Sorry, Haters (2005)
5/10
Brave but fumbled attempt to capture the reasons for 9/11
14 January 2007
The idea of this film is that you can push any man so hard that he will eventually snap and turn violent -- and if he doesn't turn violent, you can just commit the violence yourself and frame him for it. It is an illustration and an allegory of the relationship that's existed between Muslim Arabs and the rest of the world for many decades. When they complain about the humiliations inflicted on them by the West, this is precisely what they mean. The whole faux-benevolent "trust me" attitude on the part of the most sinister exploiters, the foisting of Western values on them by people spouting nauseating "PC" platitudes, the spectacle of Europeans and Americans loudly proclaiming themselves victims even as they occupy, by deception and terror, Arab land, the daily metastasizing spread of Western popular culture -- all of this is mirrored in this film.

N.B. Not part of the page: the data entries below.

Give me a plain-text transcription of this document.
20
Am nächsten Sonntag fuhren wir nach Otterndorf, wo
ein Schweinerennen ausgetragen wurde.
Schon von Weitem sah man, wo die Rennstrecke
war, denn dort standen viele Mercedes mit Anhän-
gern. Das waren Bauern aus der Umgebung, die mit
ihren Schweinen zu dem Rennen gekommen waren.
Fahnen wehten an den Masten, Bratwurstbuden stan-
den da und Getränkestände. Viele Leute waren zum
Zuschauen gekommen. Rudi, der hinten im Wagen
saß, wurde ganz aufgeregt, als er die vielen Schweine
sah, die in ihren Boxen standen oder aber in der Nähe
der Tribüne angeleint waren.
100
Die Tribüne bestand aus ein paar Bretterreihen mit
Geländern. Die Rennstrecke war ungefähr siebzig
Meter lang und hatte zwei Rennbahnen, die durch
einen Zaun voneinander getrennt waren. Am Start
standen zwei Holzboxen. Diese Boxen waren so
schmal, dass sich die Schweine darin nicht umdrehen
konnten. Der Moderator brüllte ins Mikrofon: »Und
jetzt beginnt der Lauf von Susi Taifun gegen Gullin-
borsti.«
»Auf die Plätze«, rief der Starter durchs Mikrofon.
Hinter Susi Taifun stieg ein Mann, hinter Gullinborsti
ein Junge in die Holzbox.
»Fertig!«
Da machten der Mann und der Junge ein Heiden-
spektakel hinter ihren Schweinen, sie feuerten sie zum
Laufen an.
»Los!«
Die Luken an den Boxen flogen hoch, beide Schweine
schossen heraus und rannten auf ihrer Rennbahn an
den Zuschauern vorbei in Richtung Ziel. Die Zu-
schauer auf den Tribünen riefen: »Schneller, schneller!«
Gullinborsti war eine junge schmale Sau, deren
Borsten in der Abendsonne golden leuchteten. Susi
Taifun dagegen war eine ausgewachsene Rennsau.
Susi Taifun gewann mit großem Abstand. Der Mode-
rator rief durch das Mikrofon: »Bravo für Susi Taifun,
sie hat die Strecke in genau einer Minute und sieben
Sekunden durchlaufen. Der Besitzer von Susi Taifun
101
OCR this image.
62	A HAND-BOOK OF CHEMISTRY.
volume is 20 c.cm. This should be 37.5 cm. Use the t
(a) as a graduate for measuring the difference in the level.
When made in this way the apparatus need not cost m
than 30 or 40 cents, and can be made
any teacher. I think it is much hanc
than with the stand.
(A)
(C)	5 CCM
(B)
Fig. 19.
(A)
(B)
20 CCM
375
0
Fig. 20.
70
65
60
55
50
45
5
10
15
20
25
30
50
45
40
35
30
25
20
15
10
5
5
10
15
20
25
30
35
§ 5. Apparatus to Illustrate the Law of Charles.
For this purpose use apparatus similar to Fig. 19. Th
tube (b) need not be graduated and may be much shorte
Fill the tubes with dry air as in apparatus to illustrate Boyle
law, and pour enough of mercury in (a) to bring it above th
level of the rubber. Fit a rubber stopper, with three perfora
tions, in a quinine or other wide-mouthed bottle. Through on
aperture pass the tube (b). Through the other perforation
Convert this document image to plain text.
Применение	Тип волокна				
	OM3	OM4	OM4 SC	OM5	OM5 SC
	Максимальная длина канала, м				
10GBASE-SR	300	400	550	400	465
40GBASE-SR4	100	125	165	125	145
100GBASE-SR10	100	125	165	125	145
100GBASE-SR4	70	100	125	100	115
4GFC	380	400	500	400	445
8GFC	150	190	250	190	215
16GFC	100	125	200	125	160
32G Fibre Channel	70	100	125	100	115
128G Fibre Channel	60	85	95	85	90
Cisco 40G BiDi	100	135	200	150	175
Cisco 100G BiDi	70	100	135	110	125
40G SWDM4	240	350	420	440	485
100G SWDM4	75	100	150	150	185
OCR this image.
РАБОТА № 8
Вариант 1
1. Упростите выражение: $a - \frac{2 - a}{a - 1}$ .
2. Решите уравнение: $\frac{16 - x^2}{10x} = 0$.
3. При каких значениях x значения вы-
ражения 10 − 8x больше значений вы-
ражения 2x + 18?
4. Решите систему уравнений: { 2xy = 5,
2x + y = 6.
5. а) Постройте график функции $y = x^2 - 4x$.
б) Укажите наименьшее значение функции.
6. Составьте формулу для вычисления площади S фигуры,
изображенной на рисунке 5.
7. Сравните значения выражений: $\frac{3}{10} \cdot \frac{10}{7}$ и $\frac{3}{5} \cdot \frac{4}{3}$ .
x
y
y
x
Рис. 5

And what motivates the exploiters? Not illusions of benevolence, not even money. It is a lust for power that is itself a form of insanity. The reasons are so twisted you simply would not believe them.

The film conveys all of this rather amateurishly. The plot is ridiculously fumbled. Robin Wright's performance is nothing but a lot of scenery-chewing. (A couple of her more over-the-top scenes actually provoke giggles.) But the idea is a good one, even if it hasn't yet found a cast and crew worthy of it.